President spent anxious 24 hours

Bush gave order, then awaited strikes

War On Terrorism

Military Response

October 09, 2001|By David L. Greene | David L. Greene,SUN NATIONAL STAFF

WASHINGTON - Like many Americans, President Bush had college football tuned in last weekend, on a TV set at the presidential retreat at Camp David. It was a tight game, in which Bush's home-state Texas Longhorns lost to the Oklahoma Sooners after a late fourth-quarter interception.

But Bush - a sports fan, especially when Texas is involved - could not pay close attention. His mind was preoccupied, aides said, with the order he had just given to U.S. forces to bomb Afghanistan.

White House officials provided yesterday the most detailed account yet of the weeks and days leading to Sunday, when the United States began counterattacking to avenge the deadliest attack in its history.

U.S. and British forces continued striking Afghanistan with cruise missiles and bombs yesterday, attacking al-Qaida's terrorist training camps and military facilities used by the Taliban regime.

Bush gave the final order to launch the military phase of the anti-terror campaign on Saturday morning at his Maryland mountain retreat. Then he spent more than 24 hours, knowing the operation was in full swing, but giving no hint to the public.

Aboard his Marine One helicopter Sunday morning, flying from Camp David to a memorial service in nearby Emmitsburg for firefighters who died in the line of duty, Bush huddled with advisers, making final edits on the address to the nation that he would give shortly after noon from the White House, announcing the military strikes.

In Emmitsburg, he spoke for only about five minutes, trying to comfort the families of fallen firefighters from around the nation and saying nothing about the Taliban or terrorism.

"Sometimes a person cannot know for sure what mark he or she has left on the world," Bush said. "That will never be said of the people we remember today or of their kind. They were strong and caring people, brave and upright. You could always count on them."

Then Bush returned by helicopter to Washington, arriving on the south lawn of the White House an hour ahead of schedule, ready to call other world leaders with news of the impending strike.

No pressure indicated

Since the Sept. 11 tragedy, aides said, the president had not indicated that he felt any pressure to rush into military strikes. He was satisfied, they said, to let the Pentagon carefully plan out an operation that would have the maximum chance for success.

Meanwhile, Bush kept telling his staff he wanted to come across as an "educator" to the American public, helping people understand how the campaign against terrorism would be like no war or battle they had seen, the aides added.

According to the outline of events provided yesterday by two of Bush's top advisers, the president and his "war cabinet" began firming up their strategy to go after Osama bin Laden, the al-Qaida network and its Taliban hosts at a meeting at Camp David on the weekend after the attacks on New York City and Washington.

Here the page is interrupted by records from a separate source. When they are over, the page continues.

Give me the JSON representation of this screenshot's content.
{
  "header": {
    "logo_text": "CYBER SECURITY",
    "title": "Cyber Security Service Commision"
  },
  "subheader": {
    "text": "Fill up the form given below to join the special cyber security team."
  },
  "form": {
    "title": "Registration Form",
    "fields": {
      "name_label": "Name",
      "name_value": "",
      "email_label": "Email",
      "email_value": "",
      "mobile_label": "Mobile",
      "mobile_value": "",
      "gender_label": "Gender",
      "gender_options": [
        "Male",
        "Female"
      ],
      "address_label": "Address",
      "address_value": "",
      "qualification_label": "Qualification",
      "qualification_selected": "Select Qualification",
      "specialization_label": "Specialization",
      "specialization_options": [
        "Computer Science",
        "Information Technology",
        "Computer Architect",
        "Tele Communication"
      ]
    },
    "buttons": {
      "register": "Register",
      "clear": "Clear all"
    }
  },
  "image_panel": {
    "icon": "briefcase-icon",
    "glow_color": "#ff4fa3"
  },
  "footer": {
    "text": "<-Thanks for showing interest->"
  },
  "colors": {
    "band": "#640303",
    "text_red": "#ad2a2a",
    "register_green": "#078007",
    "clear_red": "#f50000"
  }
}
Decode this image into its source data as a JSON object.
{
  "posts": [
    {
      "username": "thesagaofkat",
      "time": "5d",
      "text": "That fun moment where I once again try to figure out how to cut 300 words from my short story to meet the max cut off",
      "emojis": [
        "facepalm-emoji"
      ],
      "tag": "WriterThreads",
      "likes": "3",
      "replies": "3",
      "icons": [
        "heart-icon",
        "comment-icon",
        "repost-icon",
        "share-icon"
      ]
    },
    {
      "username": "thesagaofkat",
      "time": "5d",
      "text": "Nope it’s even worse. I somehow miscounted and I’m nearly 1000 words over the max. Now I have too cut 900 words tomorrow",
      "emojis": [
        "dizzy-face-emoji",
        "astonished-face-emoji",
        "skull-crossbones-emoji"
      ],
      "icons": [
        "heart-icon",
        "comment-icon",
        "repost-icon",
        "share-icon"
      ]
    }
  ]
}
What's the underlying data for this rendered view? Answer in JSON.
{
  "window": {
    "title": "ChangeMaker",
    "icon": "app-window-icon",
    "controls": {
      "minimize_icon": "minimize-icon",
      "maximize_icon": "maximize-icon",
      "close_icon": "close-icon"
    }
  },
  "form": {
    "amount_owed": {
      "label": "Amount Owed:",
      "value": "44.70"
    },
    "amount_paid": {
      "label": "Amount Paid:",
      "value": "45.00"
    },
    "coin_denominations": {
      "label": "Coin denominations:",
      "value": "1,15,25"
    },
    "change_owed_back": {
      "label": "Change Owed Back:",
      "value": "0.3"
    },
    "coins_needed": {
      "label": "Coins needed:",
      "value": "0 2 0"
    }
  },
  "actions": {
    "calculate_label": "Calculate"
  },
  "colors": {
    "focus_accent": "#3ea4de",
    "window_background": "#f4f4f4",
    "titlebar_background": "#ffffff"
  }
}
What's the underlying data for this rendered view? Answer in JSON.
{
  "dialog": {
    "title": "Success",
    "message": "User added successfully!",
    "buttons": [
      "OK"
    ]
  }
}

By Sept. 17, the strategy was set: It involved threatening the use of force against nations that harbor terrorists. And it included specific demands of the Taliban - among them, handing over bin Laden and his associates and shutting down terrorist training camps within Afghanistan's borders.

That strategy, which aides began for the first time yesterday to refer to as a "doctrine" of the Bush administration, was made public by Bush in a speech before a joint session of Congress on Sept. 20.

"I've called the armed forces to alert, and there is a reason," Bush said that night. "The hour is coming when America will act, and you will make us proud."

Over the following days, military advisers refined their plans for an operation in Afghanistan that would begin with pinpointed attacks on terrorist training bases and Taliban command and communication centers. Officials refused yesterday to discuss future phases of the operation.

After looking at the plans last Tuesday, the president "decided it was time to go," recalled his national security adviser, Condoleezza Rice. The tentative schedule was for military action to begin sometime over the weekend.

Vice President Dick Cheney, who has lowered his public profile in recent weeks, took part in every national security meeting with the president. While it remains unclear how much influence Cheney has - he was an architect of President George Bush's military campaign against Iraq a decade ago - the president's counselor Karen Hughes tried to stress yesterday that Bush has been the main decision-maker.

Cheney "is a member of the war counsel," she said. "He is offering judgment, advice and input to the president, as the president makes the decisions that only a president can make."

Once the decision had been made to attack, Bush called Hughes, a member of the tight circle of Texans who helped him win the presidency, and asked her to come to the Oval Office.